Resimde, ellerinde fotoğraf tutan bir grup insan görünüyor. Fotoğrafta, mavi gözlü, yakışıklı bir denizci var. Görünen o ki, denizci buraya yemek yemeye gelmiş ve adalıların dikkatini çekmiş. Adalıların şaşkınlığı, denizcinin güzelliği ve yakışıklılığı karşısında, onu yediklerini düşünmelerini engellemiş. Şaka, adalıların "Yamyam" olmalarına rağmen denizcinin yakışıklılığına hayran kalıp onu yeme düşüncesinden vazgeçmelerini ima ediyor.

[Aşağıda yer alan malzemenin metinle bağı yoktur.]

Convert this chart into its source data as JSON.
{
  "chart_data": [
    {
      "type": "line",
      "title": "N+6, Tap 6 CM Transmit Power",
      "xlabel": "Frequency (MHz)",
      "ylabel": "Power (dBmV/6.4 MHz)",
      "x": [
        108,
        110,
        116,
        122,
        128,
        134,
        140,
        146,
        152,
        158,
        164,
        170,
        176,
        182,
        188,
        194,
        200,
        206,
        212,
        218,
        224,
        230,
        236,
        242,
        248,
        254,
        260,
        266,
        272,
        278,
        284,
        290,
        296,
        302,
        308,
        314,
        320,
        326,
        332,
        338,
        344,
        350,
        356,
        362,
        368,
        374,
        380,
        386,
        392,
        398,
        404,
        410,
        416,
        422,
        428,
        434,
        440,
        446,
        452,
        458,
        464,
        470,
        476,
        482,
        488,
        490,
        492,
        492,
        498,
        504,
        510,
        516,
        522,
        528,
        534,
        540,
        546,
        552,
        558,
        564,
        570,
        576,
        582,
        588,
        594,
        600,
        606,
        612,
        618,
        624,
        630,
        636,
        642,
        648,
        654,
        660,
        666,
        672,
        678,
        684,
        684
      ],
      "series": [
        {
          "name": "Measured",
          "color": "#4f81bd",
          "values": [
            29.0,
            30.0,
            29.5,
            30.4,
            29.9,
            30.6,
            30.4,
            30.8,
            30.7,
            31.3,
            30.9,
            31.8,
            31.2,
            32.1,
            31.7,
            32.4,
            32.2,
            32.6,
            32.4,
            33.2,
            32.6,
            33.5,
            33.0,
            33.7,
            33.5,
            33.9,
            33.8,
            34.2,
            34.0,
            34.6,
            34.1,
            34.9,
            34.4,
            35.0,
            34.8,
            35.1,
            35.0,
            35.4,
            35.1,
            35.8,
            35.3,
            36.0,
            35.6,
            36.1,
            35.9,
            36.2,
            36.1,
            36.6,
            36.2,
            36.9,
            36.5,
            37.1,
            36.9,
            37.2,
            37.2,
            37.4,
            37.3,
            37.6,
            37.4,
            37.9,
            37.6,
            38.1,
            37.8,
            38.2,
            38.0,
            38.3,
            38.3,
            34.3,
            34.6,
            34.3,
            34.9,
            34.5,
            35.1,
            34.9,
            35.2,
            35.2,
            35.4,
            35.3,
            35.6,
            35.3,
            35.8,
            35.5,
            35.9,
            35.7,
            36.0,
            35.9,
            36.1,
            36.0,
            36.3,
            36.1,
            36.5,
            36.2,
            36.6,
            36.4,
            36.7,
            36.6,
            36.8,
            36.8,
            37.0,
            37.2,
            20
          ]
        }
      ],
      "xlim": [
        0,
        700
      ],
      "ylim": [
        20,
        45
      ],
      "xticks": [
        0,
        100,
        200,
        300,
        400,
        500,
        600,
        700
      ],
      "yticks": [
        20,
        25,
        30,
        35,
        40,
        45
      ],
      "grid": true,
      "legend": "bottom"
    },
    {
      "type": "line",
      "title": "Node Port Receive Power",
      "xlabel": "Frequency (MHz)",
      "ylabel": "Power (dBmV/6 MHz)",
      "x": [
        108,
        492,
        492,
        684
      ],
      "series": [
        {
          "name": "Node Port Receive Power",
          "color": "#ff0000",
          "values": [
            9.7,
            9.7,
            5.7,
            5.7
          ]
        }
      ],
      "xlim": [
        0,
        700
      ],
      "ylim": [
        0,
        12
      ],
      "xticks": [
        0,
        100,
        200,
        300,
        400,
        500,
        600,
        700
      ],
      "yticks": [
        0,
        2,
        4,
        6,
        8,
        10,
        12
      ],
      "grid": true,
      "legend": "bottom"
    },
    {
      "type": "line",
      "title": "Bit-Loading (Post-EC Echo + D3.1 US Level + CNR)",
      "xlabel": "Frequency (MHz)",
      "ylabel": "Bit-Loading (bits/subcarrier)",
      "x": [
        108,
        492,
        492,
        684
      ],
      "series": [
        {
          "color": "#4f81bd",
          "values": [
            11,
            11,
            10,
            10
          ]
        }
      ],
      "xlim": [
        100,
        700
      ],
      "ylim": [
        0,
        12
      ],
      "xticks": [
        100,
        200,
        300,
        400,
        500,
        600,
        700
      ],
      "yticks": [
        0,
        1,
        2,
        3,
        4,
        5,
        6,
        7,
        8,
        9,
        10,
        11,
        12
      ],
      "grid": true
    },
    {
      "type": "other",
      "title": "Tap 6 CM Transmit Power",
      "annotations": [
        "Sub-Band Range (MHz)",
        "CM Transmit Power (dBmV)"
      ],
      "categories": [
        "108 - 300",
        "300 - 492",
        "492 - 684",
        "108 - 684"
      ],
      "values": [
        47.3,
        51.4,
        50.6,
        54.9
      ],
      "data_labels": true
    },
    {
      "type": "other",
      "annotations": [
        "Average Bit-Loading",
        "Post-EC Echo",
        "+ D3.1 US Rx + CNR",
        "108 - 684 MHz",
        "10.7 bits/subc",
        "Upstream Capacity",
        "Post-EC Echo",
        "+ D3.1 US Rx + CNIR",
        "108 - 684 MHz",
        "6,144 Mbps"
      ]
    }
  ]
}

Fotoğrafta Kral Lamy'nin kızı Prenses Singdo ile evlenen Petterson ve aileleri görüyoruz. Yazının espri kısmı Petterson'un Prenses Singdo ile evlendikten sonra Hindistan cevizi ticaretiyle uğraşması ve kendi bahçesini kurması. Bu, Hint cevizi üretmesiyle ilişkilendirilerek mizah yaratılmış. Yani evlendikten sonra "Hindistan cevizine girmiş" gibi.
Fotoğrafta bir aile görünüyor. Aile bireyleri birbirlerine sarılmış ve gülümsüyor. Şaka, ailenin aslında "Hint cevizi" değil "Hindistan cevizi" yetiştirdiğini ima ediyor.
Fotoğrafta, 8 çocuğu olan ve işlerinde başarılı bir adam olan Petterson ve ailesi görülüyor. Fotoğrafın altındaki yazı Petterson'ın eşinin vefat etmesinden sonra işlerini kötü yönettiğini ve İsveç'e döndüğünü anlatıyor. Şaka, Petterson'ın 8 çocuğu olmasına rağmen, İsveç'e dönmesinin, eşinin ölümünden sonra işlerinin kötü gitmesi nedeniyle olmasını ima ediyor. Bu da, "8 çocukla nasıl İsveç'e dönebilirsin?" sorusunu akıllara getiriyor.
Resimde, bir adamın 1920'lerden kalma fotoğrafı bulunuyor. Altında ise, adamın Jessie Louisa Simpson ile tanışıp, Tabar Adasına döndükten sonra evlendikleri yazıyor. Ancak, adamın eşinin soyadı "Simpson" olduğu için, yazıda kullanılan "Simpson" kelimesi esprili bir şekilde "Simpson" çizgi filminin kahramanlarına atıfta bulunuyor. Esprinin özünü "Simpson" soyadı ile "Simpson" çizgi filminin kahramanlarının ismi arasında ki bağlantı oluşturuyor.
Resimde bir adamın fotoğrafı ve Tabar Adası'nın haritası var. Adamın fotoğrafı üzerinde "@sizbilindiye" yazıyor. Altında ise "1935 yılında eşini kanserden kaybettikten sonra Petterson, Tabar Adasını terk etti ve 2 yıl sonra Sydney'de kalp krizi geçirerek hayatını kaybetti. İsveç'te ve ikinci vatanı Tabar Adası'nda bir halk kahramanı olan Carl Emil Petterson'un ilginç hayat hikayesi birçok kitaba ilham ve konu oldu." yazıyor. Bu komik bir gönderi çünkü Tabar Adası, Avustralya'da bulunan ve Sydney'den çok uzakta olan küçük bir adadır. Adamın kalp krizi geçirerek öldüğü iddia edilen Sydney, Tabar Adası'ndan çok uzakta olduğu için esprili bir şekilde bir "kezban"ın hayatını anlatıyor.